Is that a power the Government would consider encouraging or mandating contracting authorities to use, if they are not satisfied with the security of buses coming from abroad? Although that would certainly be significant action, buses are the most used form of public transport in the country and are essential national infrastructure. We know that there are sufficiently credible risks to warrant Chinese-built buses being investigated. Without prejudicing the outcome of the investigation, which I understand is still on track, will the Minister provide us with as much of an update as possible on when we should expect the investigation to be concluded? This concern reinforces the need to move urgently to tilt the market away from increased reliance on Chinese manufacturers and towards self-sufficiency.

With 400 jobs and the very existence of a century-old bus manufacturing sector put in jeopardy in my community in Falkirk last year, the state of the UK bus manufacturing sector is a real and present issue, not only for my community but for our national industrial security and how we effectively execute a just transition, as we move towards the zero emission bus mandate for 2030 at the earliest. The transition towards clean transport has been, and will be, backed by billions in additional funding from this Government, who have shown the ability to be bold on industrial policy. We have a valued, well-paid and skilled workforce. At the same time, we have an existential challenge from foreign competitors. Too much taxpayers’ money goes abroad, and too many self-imposed targets were missed by previous Governments.

If we do not adopt creative policies from elsewhere to support our British industry, we risk losing those jobs permanently to Chinese manufacturing, and if that is done, it cannot be undone. If UK bus manufacturing fails, for as long as this country is subsidising buses we will be sending taxpayers’ money abroad, so we cannot afford the cost of doing nothing.

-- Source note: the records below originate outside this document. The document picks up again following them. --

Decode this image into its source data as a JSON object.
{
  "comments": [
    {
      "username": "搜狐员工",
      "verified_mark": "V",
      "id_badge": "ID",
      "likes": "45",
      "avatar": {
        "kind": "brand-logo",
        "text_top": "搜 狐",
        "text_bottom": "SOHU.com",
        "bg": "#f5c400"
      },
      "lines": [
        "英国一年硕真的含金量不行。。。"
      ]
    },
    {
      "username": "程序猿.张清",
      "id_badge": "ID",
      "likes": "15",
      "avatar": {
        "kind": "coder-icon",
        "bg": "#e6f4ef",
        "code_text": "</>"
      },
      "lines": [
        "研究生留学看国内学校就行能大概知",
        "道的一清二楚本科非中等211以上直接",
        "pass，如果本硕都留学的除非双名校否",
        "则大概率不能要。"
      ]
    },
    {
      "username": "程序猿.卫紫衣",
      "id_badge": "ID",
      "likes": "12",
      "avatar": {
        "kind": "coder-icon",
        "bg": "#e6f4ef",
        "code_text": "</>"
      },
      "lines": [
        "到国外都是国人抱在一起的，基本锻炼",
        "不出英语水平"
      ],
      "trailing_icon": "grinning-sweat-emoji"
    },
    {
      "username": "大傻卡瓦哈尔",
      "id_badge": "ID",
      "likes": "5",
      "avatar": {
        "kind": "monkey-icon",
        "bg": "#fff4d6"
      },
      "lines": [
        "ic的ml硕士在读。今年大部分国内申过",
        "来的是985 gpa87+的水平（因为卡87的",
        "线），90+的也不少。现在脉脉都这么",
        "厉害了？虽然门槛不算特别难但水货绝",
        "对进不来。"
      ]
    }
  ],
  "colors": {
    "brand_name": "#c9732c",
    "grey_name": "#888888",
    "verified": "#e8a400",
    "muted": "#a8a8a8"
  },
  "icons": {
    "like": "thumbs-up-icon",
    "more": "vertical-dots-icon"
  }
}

Deindustrialisation is not an inevitable process—a reaction to the UK sector losing market share. We have policy levers. We can increase social value weighting expectations nationally and locally to 30%; we can give clear guidance to contracting authorities on how the muscle in the Procurement Act can best be strategically deployed; we can clearly state the risks that kill switches could present; and we can back British buses.

My constituents and I hope to see buses being built in Falkirk for a long time to come. I want the same for communities in Ballymena, Scarborough, Aldershot and beyond. I believe this Government can make that hope a concrete reality, but to do that we need to make the right choices. We need to make bolder choices, and we need to make them now.